The influences of different currents on axial variation of pressure, axial velocity and Mach number along the central axis and the wall surface with the exit pressure of 0.136MPa are presented in Figs. 4.7-4.9, respectively. Under this condition, the pressure penetration has negligible effect in the regions before the left tip of downstream electrode. Beside the shock

caused by the electrode blocking effect, a second shock is generated after the left tip of downstream electrode both in and outside the electrode hollow passage. Both shocks caused by the electrode blocking effect and the pressure penetration present a low dependence of its center location on the current value which slightly moves towards downstream as current increase showing increasingly significant influence of the arc.

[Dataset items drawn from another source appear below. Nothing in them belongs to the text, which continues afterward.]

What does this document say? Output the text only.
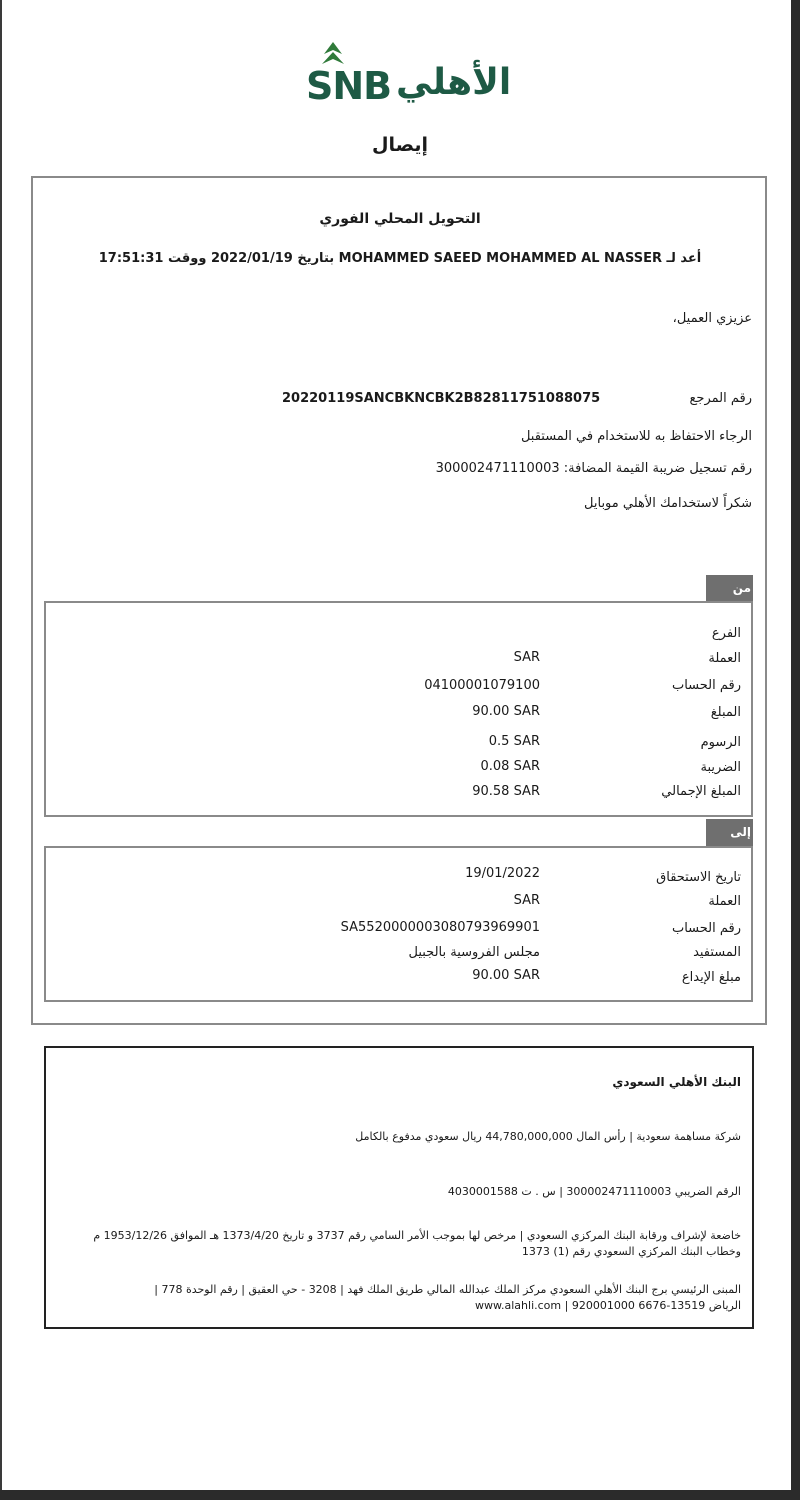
SNB الأهلي
إيصال
التحويل المحلي الفوري
أعد لـ MOHAMMED SAEED MOHAMMED AL NASSER بتاريخ 2022/01/19 ووقت 17:51:31
عزيزي العميل،
رقم المرجع
20220119SANCBKNCBK2B82811751088075
الرجاء الاحتفاظ به للاستخدام في المستقبل
رقم تسجيل ضريبة القيمة المضافة: 300002471110003
شكراً لاستخدامك الأهلي موبايل
من
الفرع
العملة
SAR
رقم الحساب
04100001079100
المبلغ
90.00 SAR
الرسوم
0.5 SAR
الضريبة
0.08 SAR
المبلغ الإجمالي
90.58 SAR
إلى
تاريخ الاستحقاق
19/01/2022
العملة
SAR
رقم الحساب
SA5520000003080793969901
المستفيد
مجلس الفروسية بالجبيل
مبلغ الإيداع
90.00 SAR
البنك الأهلي السعودي
شركة مساهمة سعودية | رأس المال 44,780,000,000 ريال سعودي مدفوع بالكامل
الرقم الضريبي 300002471110003 | س . ت 4030001588
خاضعة لإشراف ورقابة البنك المركزي السعودي | مرخص لها بموجب الأمر السامي رقم 3737 و تاريخ 1373/4/20 هـ الموافق 1953/12/26 م وخطاب البنك المركزي السعودي رقم (1) 1373
المبنى الرئيسي برج البنك الأهلي السعودي مركز الملك عبدالله المالي طريق الملك فهد | 3208 - حي العقيق | رقم الوحدة 778 | الرياض 13519-6676 920001000 | www.alahli.com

The axial velocity along the central axis increases as current increases in most regions with the exception near the exit. The flow velocity in the cold gas without the arc presents the lowest value along the axis. However, a different condition exists for the variation of axial velocity along the wall surface where the cold gas shows higher axial velocity because its shock center is significantly moved to downstream comparing the condition where an arc exists. The gas flow after the shock along the central axis for the cold gas and for the arc with a current of 1000A together with all cases along the wall surface is still supersonic. The flow Mach number along the central axis increases dramatically after the right tip of the hollow downstream electrode regardless of the increasing pressure and decreasing velocity. This is mainly attributed to the decreasing gas sonic velocity with a rapidly decaying temperature caused by the strong cooling effect that the cold gas outside the hollow electrode passage takes away the heat quite swiftly.